Ülkemizde hızla yayılan korona virüsü sebebiyle Ticari, Hizmet, Çalışma gibi sektörler başta olmak üzere birçok alanda faaliyetler durma noktasına gelmiş ve bir kısmı da yasal düzenlemelerle durdurulmuştur. Bu aksamalar ve durmalar neticesinde yine Ticaret Hukuku, Tüketici Hakları ve İş Hukuku Başta olmak üzere birçok hukuk dalını ilgilendiren sorular vatandaşlarımızın aklına gelmektedir. Bu tür sorunlara ilişkin kanun maddelerini ve emsal teşkil edilebilecek yargı kararlarını sizler için bulmaya çalıştık. Öncelikle borcu tanımlayalım.

Borç tanımı: “Bir davranışta bulunmak, bir şey vermek, bir davranıştan kaçınmak konusunda bir hükümlülüğü anlatmaktadır. Borcun konusu edimdir. Borç, bir edimi yerine getirme yükümlülüğüne denir.” 

Borcun konusu olan edim, para olabileceği gibi bir hizmetin yerine getirilmesi, bir malın teslim edilmesi de olabilecektir. Yani borcun konusu sadece para ile sınırlı değildir. Hizmet alanların hizmet verenlere para borcu olacağı gibi, son günlerde gündeme gelen eğitim kurumlarının eğitim verme borcu bulunmaktadır veya seyahat için ücreti verilen bir tur şirketinin hizmet verme borcu bulunmaktadır.

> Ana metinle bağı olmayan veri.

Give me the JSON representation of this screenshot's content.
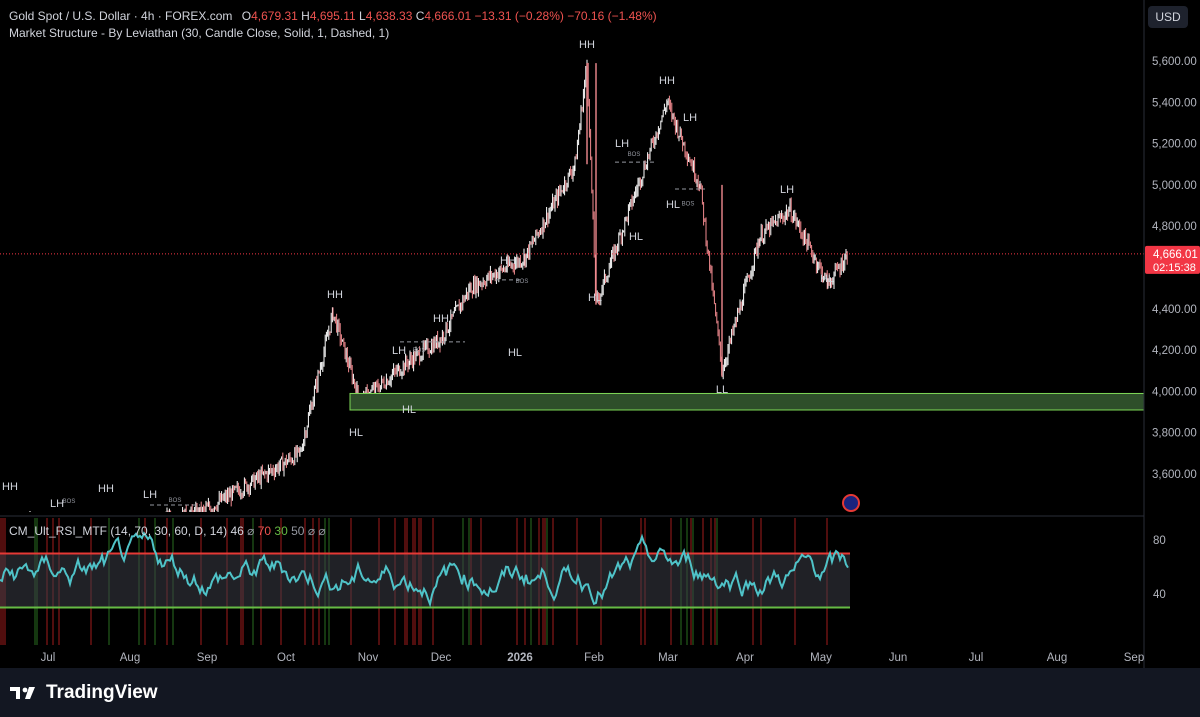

PEKİ YA BU GÜNLERDE YAŞANAN KORONA VİRÜSÜ NEDENİYLE BU BORÇLARIN VEYA ÖDENEN PARALARIN DURUMU NE OLACAKTIR ?

“-Özel okula para ödememize rağmen eğitimlere ara verilmiştir, bu nedenle vermiş olduğumuz bedellerin karşılığı ne olacak?

-Özel Kurs ile çocuğumun eğitimi için sözleşme imzalamıştık, şu aşamada eğitim verilmiyor, yine de sözleşmede belirtilen bedelleri ödemek zorunda mıyım?

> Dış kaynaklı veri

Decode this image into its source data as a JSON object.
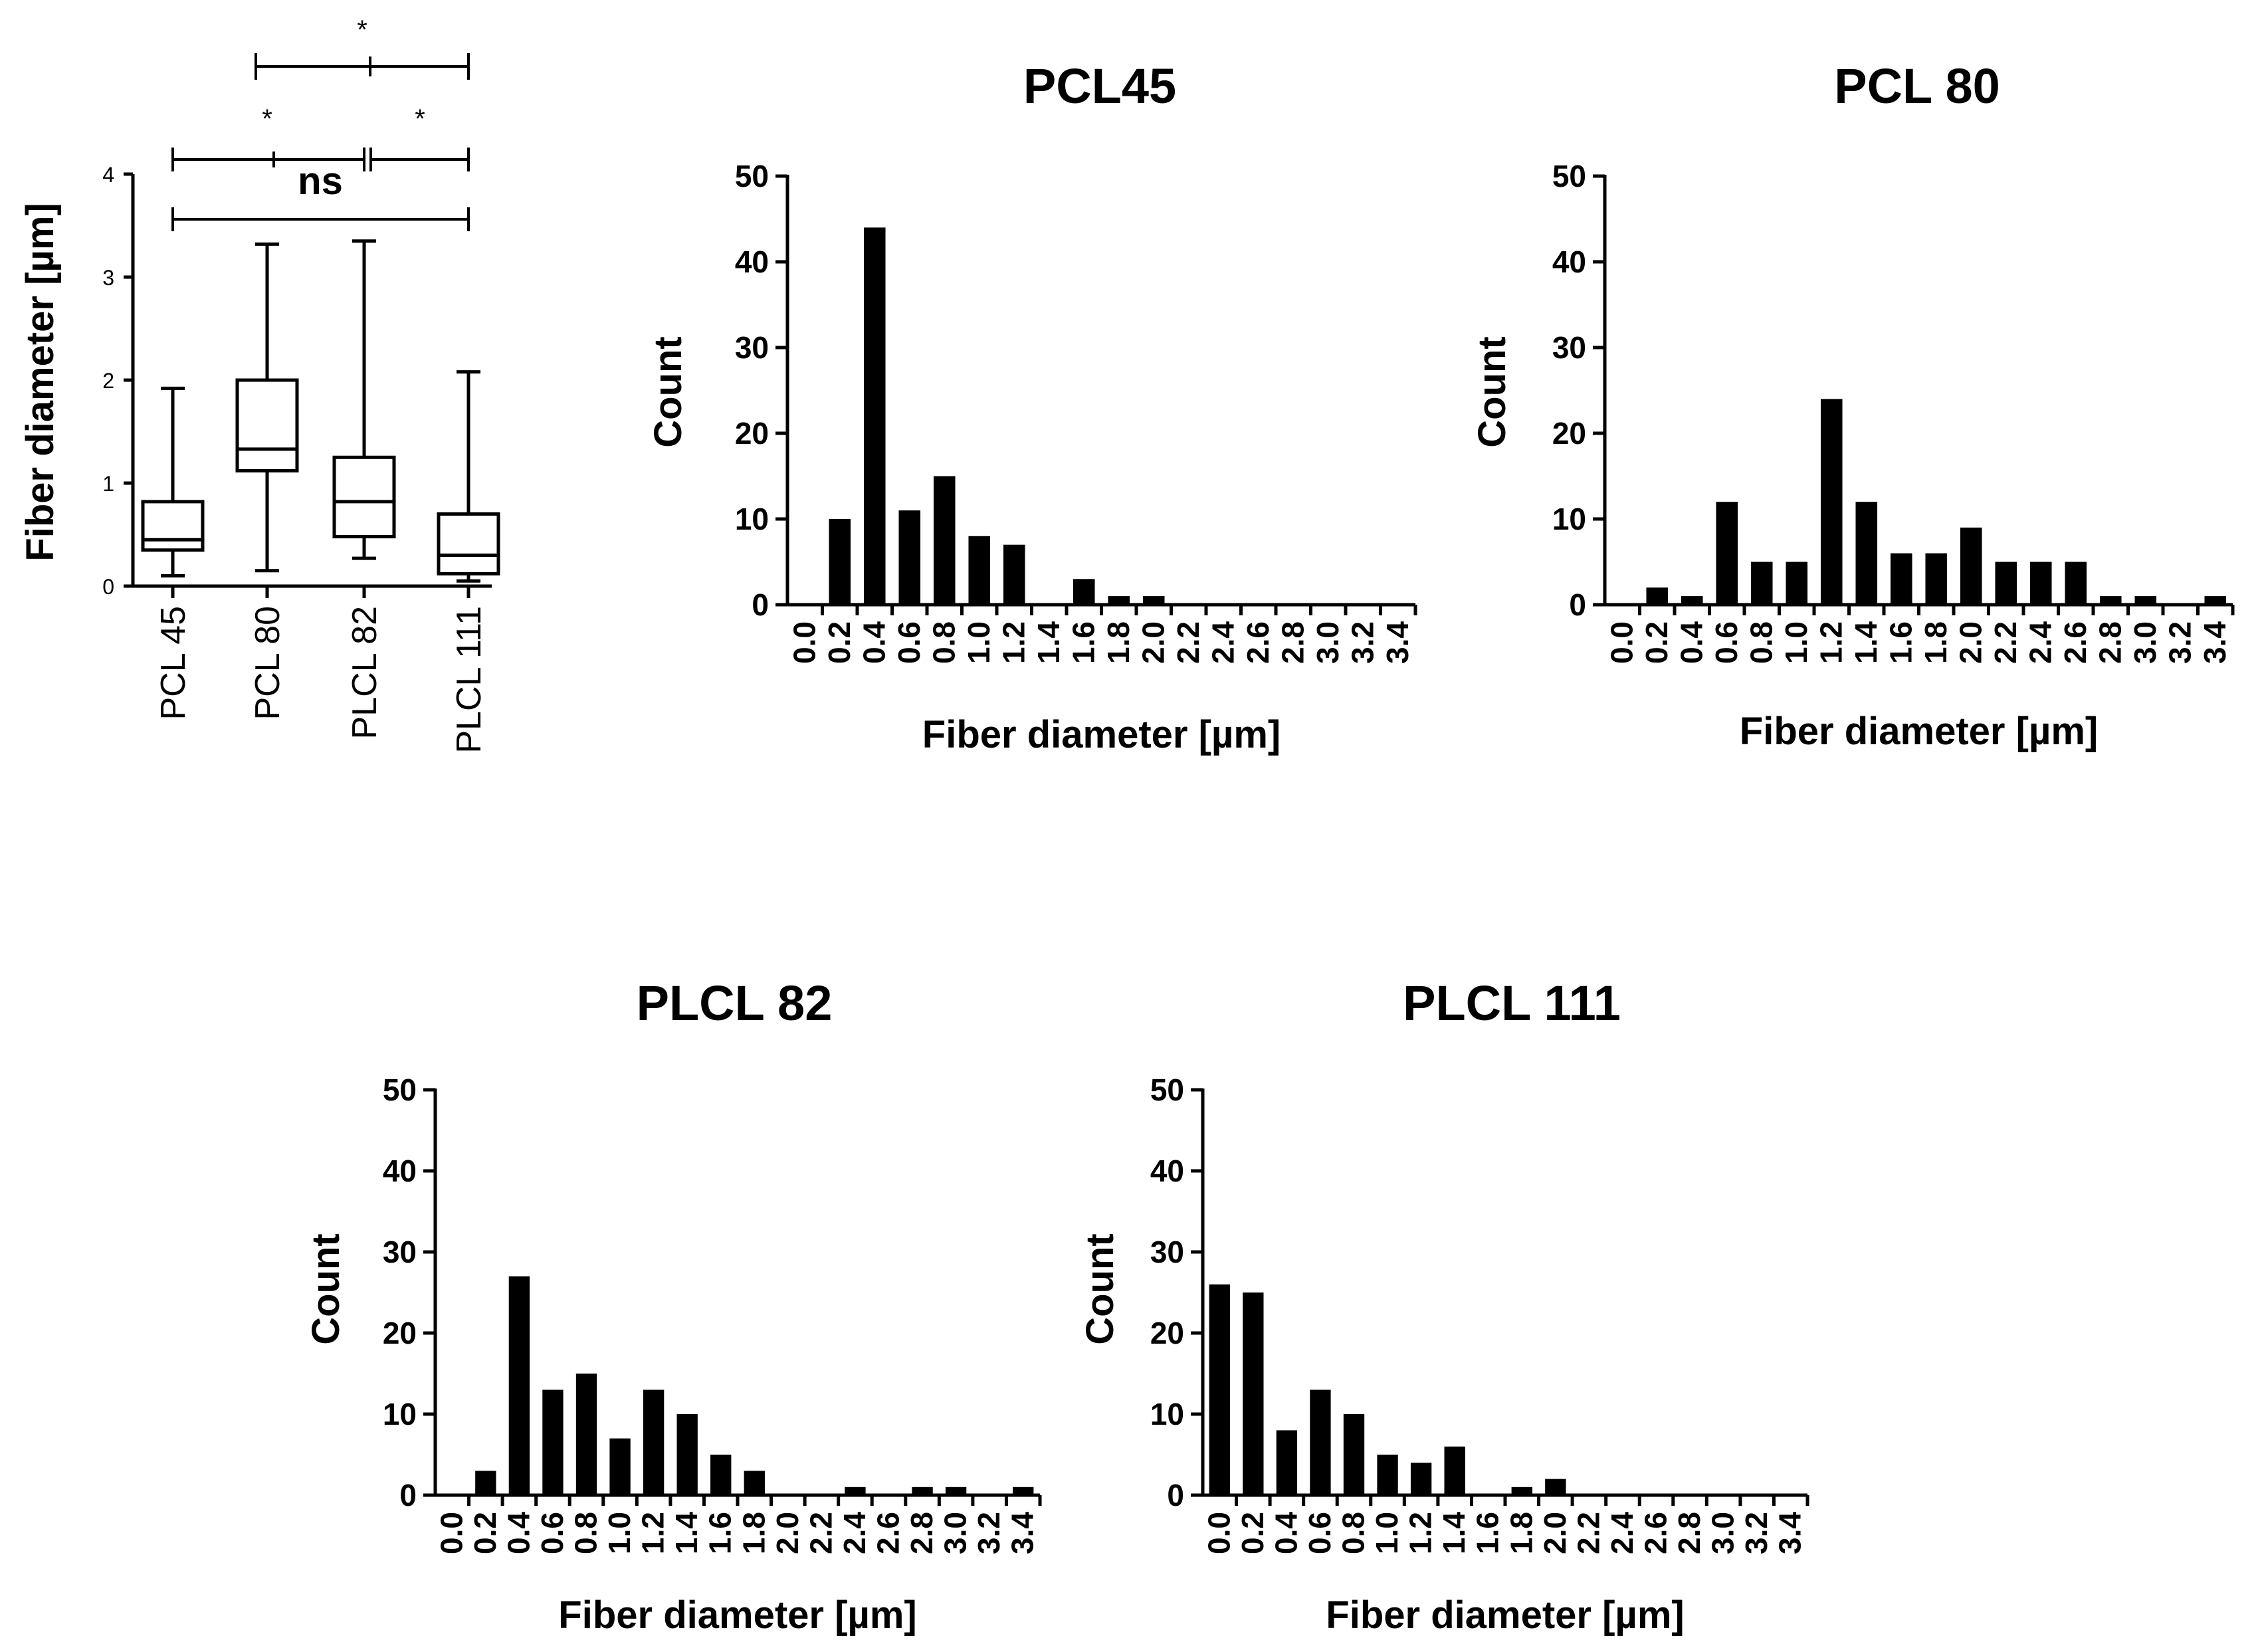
{
  "chart_data": [
    {
      "type": "box",
      "ylabel": "Fiber diameter [µm]",
      "ylim": [
        0,
        4
      ],
      "yticks": [
        "0",
        "1",
        "2",
        "3",
        "4"
      ],
      "categories": [
        "PCL 45",
        "PCL 80",
        "PLCL 82",
        "PLCL 111"
      ],
      "boxes": [
        {
          "name": "PCL 45",
          "min": 0.1,
          "q1": 0.35,
          "median": 0.45,
          "q3": 0.82,
          "max": 1.92
        },
        {
          "name": "PCL 80",
          "min": 0.15,
          "q1": 1.12,
          "median": 1.33,
          "q3": 2.0,
          "max": 3.32
        },
        {
          "name": "PLCL 82",
          "min": 0.27,
          "q1": 0.48,
          "median": 0.82,
          "q3": 1.25,
          "max": 3.35
        },
        {
          "name": "PLCL 111",
          "min": 0.05,
          "q1": 0.12,
          "median": 0.3,
          "q3": 0.7,
          "max": 2.08
        }
      ],
      "significance": {
        "star": "*",
        "ns": "ns"
      }
    },
    {
      "type": "bar",
      "title": "PCL45",
      "xlabel": "Fiber diameter [µm]",
      "ylabel": "Count",
      "ylim": [
        0,
        50
      ],
      "yticks": [
        "0",
        "10",
        "20",
        "30",
        "40",
        "50"
      ],
      "categories": [
        "0.0",
        "0.2",
        "0.4",
        "0.6",
        "0.8",
        "1.0",
        "1.2",
        "1.4",
        "1.6",
        "1.8",
        "2.0",
        "2.2",
        "2.4",
        "2.6",
        "2.8",
        "3.0",
        "3.2",
        "3.4"
      ],
      "values": [
        0,
        10,
        44,
        11,
        15,
        8,
        7,
        0,
        3,
        1,
        1,
        0,
        0,
        0,
        0,
        0,
        0,
        0
      ]
    },
    {
      "type": "bar",
      "title": "PCL 80",
      "xlabel": "Fiber diameter [µm]",
      "ylabel": "Count",
      "ylim": [
        0,
        50
      ],
      "yticks": [
        "0",
        "10",
        "20",
        "30",
        "40",
        "50"
      ],
      "categories": [
        "0.0",
        "0.2",
        "0.4",
        "0.6",
        "0.8",
        "1.0",
        "1.2",
        "1.4",
        "1.6",
        "1.8",
        "2.0",
        "2.2",
        "2.4",
        "2.6",
        "2.8",
        "3.0",
        "3.2",
        "3.4"
      ],
      "values": [
        0,
        2,
        1,
        12,
        5,
        5,
        24,
        12,
        6,
        6,
        9,
        5,
        5,
        5,
        1,
        1,
        0,
        1
      ]
    },
    {
      "type": "bar",
      "title": "PLCL 82",
      "xlabel": "Fiber diameter [µm]",
      "ylabel": "Count",
      "ylim": [
        0,
        50
      ],
      "yticks": [
        "0",
        "10",
        "20",
        "30",
        "40",
        "50"
      ],
      "categories": [
        "0.0",
        "0.2",
        "0.4",
        "0.6",
        "0.8",
        "1.0",
        "1.2",
        "1.4",
        "1.6",
        "1.8",
        "2.0",
        "2.2",
        "2.4",
        "2.6",
        "2.8",
        "3.0",
        "3.2",
        "3.4"
      ],
      "values": [
        0,
        3,
        27,
        13,
        15,
        7,
        13,
        10,
        5,
        3,
        0,
        0,
        1,
        0,
        1,
        1,
        0,
        1
      ]
    },
    {
      "type": "bar",
      "title": "PLCL 111",
      "xlabel": "Fiber diameter [µm]",
      "ylabel": "Count",
      "ylim": [
        0,
        50
      ],
      "yticks": [
        "0",
        "10",
        "20",
        "30",
        "40",
        "50"
      ],
      "categories": [
        "0.0",
        "0.2",
        "0.4",
        "0.6",
        "0.8",
        "1.0",
        "1.2",
        "1.4",
        "1.6",
        "1.8",
        "2.0",
        "2.2",
        "2.4",
        "2.6",
        "2.8",
        "3.0",
        "3.2",
        "3.4"
      ],
      "values": [
        26,
        25,
        8,
        13,
        10,
        5,
        4,
        6,
        0,
        1,
        2,
        0,
        0,
        0,
        0,
        0,
        0,
        0
      ]
    }
  ]
}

-Öğrencilerin okulların zorunlu tatil olması nedeniyle yurtta kalmaması durumunda  yurt ve apart ücretlerinin akıbeti ne olacak?

-Yurtdışı-yurtiçi yapacak olduğumuz seyahatlerin iptal olması sebebiyle sözleşmelerimizin durumu veya biletlerin iadesi mümkün mü?”   Gibi daha birçok soru hukuk camiasına sorulmaktadır.

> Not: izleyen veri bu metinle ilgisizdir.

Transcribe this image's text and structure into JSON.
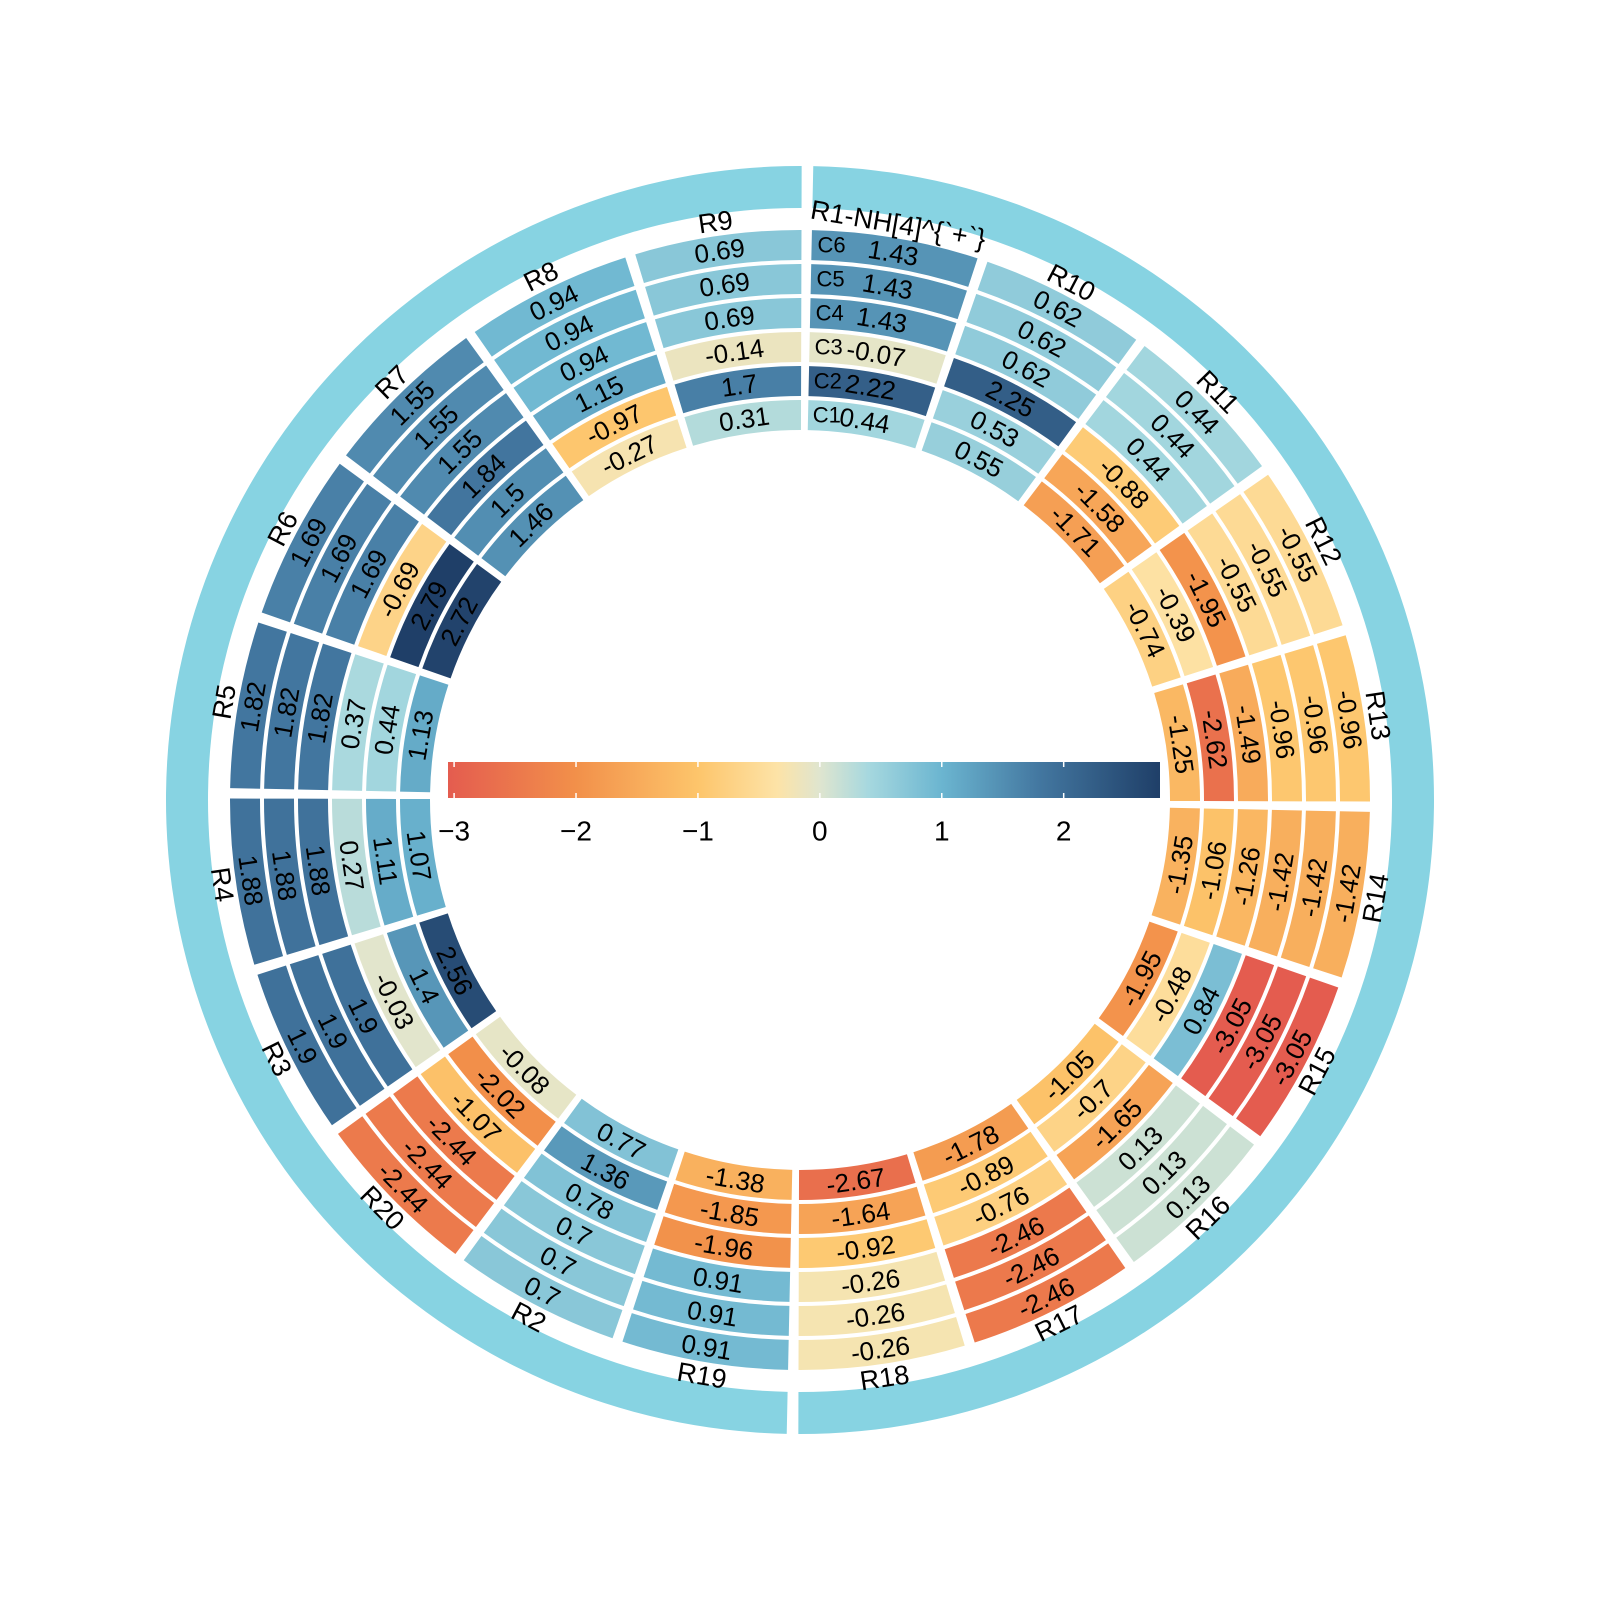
{
  "chart_data": {
    "type": "heatmap",
    "layout": "circular",
    "columns": [
      "C1",
      "C2",
      "C3",
      "C4",
      "C5",
      "C6"
    ],
    "sectors": [
      {
        "label": "R1-NH[4]^{`+`}",
        "values": [
          0.44,
          2.22,
          -0.07,
          1.43,
          1.43,
          1.43
        ]
      },
      {
        "label": "R10",
        "values": [
          0.55,
          0.53,
          2.25,
          0.62,
          0.62,
          0.62
        ]
      },
      {
        "label": "R11",
        "values": [
          -1.71,
          -1.58,
          -0.88,
          0.44,
          0.44,
          0.44
        ]
      },
      {
        "label": "R12",
        "values": [
          -0.74,
          -0.39,
          -1.95,
          -0.55,
          -0.55,
          -0.55
        ]
      },
      {
        "label": "R13",
        "values": [
          -1.25,
          -2.62,
          -1.49,
          -0.96,
          -0.96,
          -0.96
        ]
      },
      {
        "label": "R14",
        "values": [
          -1.35,
          -1.06,
          -1.26,
          -1.42,
          -1.42,
          -1.42
        ]
      },
      {
        "label": "R15",
        "values": [
          -1.95,
          -0.48,
          0.84,
          -3.05,
          -3.05,
          -3.05
        ]
      },
      {
        "label": "R16",
        "values": [
          -1.05,
          -0.7,
          -1.65,
          0.13,
          0.13,
          0.13
        ]
      },
      {
        "label": "R17",
        "values": [
          -1.78,
          -0.89,
          -0.76,
          -2.46,
          -2.46,
          -2.46
        ]
      },
      {
        "label": "R18",
        "values": [
          -2.67,
          -1.64,
          -0.92,
          -0.26,
          -0.26,
          -0.26
        ]
      },
      {
        "label": "R19",
        "values": [
          -1.38,
          -1.85,
          -1.96,
          0.91,
          0.91,
          0.91
        ]
      },
      {
        "label": "R2",
        "values": [
          0.77,
          1.36,
          0.78,
          0.7,
          0.7,
          0.7
        ]
      },
      {
        "label": "R20",
        "values": [
          -0.08,
          -2.02,
          -1.07,
          -2.44,
          -2.44,
          -2.44
        ]
      },
      {
        "label": "R3",
        "values": [
          2.56,
          1.4,
          -0.03,
          1.9,
          1.9,
          1.9
        ]
      },
      {
        "label": "R4",
        "values": [
          1.07,
          1.11,
          0.27,
          1.88,
          1.88,
          1.88
        ]
      },
      {
        "label": "R5",
        "values": [
          1.13,
          0.44,
          0.37,
          1.82,
          1.82,
          1.82
        ]
      },
      {
        "label": "R6",
        "values": [
          2.72,
          2.79,
          -0.69,
          1.69,
          1.69,
          1.69
        ]
      },
      {
        "label": "R7",
        "values": [
          1.46,
          1.5,
          1.84,
          1.55,
          1.55,
          1.55
        ]
      },
      {
        "label": "R8",
        "values": [
          -0.27,
          -0.97,
          1.15,
          0.94,
          0.94,
          0.94
        ]
      },
      {
        "label": "R9",
        "values": [
          0.31,
          1.7,
          -0.14,
          0.69,
          0.69,
          0.69
        ]
      }
    ],
    "outer_groups": [
      {
        "from": 0,
        "to": 9,
        "color": "#87d3e2"
      },
      {
        "from": 10,
        "to": 19,
        "color": "#87d3e2"
      }
    ],
    "colorbar": {
      "ticks": [
        -3,
        -2,
        -1,
        0,
        1,
        2
      ],
      "range": [
        -3.05,
        2.79
      ],
      "orientation": "horizontal",
      "position": "center"
    },
    "color_scale": [
      {
        "value": -3.05,
        "color": "#e45c4f"
      },
      {
        "value": -2.0,
        "color": "#f2904a"
      },
      {
        "value": -1.0,
        "color": "#fdc56b"
      },
      {
        "value": -0.35,
        "color": "#fde3a7"
      },
      {
        "value": 0.0,
        "color": "#dfe5cf"
      },
      {
        "value": 0.4,
        "color": "#a6d8df"
      },
      {
        "value": 1.0,
        "color": "#6bb5d0"
      },
      {
        "value": 1.8,
        "color": "#4377a0"
      },
      {
        "value": 2.79,
        "color": "#1f3f68"
      }
    ]
  }
}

Bu sorunların bazıları hakkında bazı bu aşamada yasal düzenlemeler yapılmakta, bazılarında ise dile getirildikçe yasal düzenleme yapılacaktır kanaatindeyiz. Bazıları ise süreç geçtikten sonra ilgili kanunlar kapsamında yargı mercilerinde çözüme kavuşturulacaktır.

Örneğin 25.03.2020 tarihinde resmi gazetede yayımlanan yönetmelik ile Hava yolu taşımacılığında uçuşun iptal edilmesi nedeniyle kullanılmayan biletin iadesinin uçuş yasağı kalktıktan 2 ay sonra hava taşıma işletmesinden alabileceği düzenlenmiştir.

RG FOTOĞRAF

Uyuşmazlık hakkında bir yasal düzenleme bulunmamakta ise bu gibi durumlarda Türk Borçlar Kanunu’nda İFA İMKANSIZLIĞI başlığı altında düzenlenen madde 136’nın incelenmesinde yarar vardır

*TBK MADDE 136 *

1-Borcun ifası borçlunun sorumlu tutulamayacağı sebeplerle imkansızlaşırsa, borç sona erer.


2-Karşılıklı borç yükleyen sözleşmelerde imkansızlık sebebiyle borçtan kurtulan borçlu, karşı taraftan almış olduğu edimi sebepsiz zenginleşme hükümleri uyarınca geri vermekle yükümlü olup, henüz kendisine ifa edilmemiş olan edimi isteme hakkını kaybeder. Kanun veya sözleşmeyle borcun ifasından önce doğan hasarın alacaklıya yükletilmiş olduğu durumlar, bu hükmün dışındadır.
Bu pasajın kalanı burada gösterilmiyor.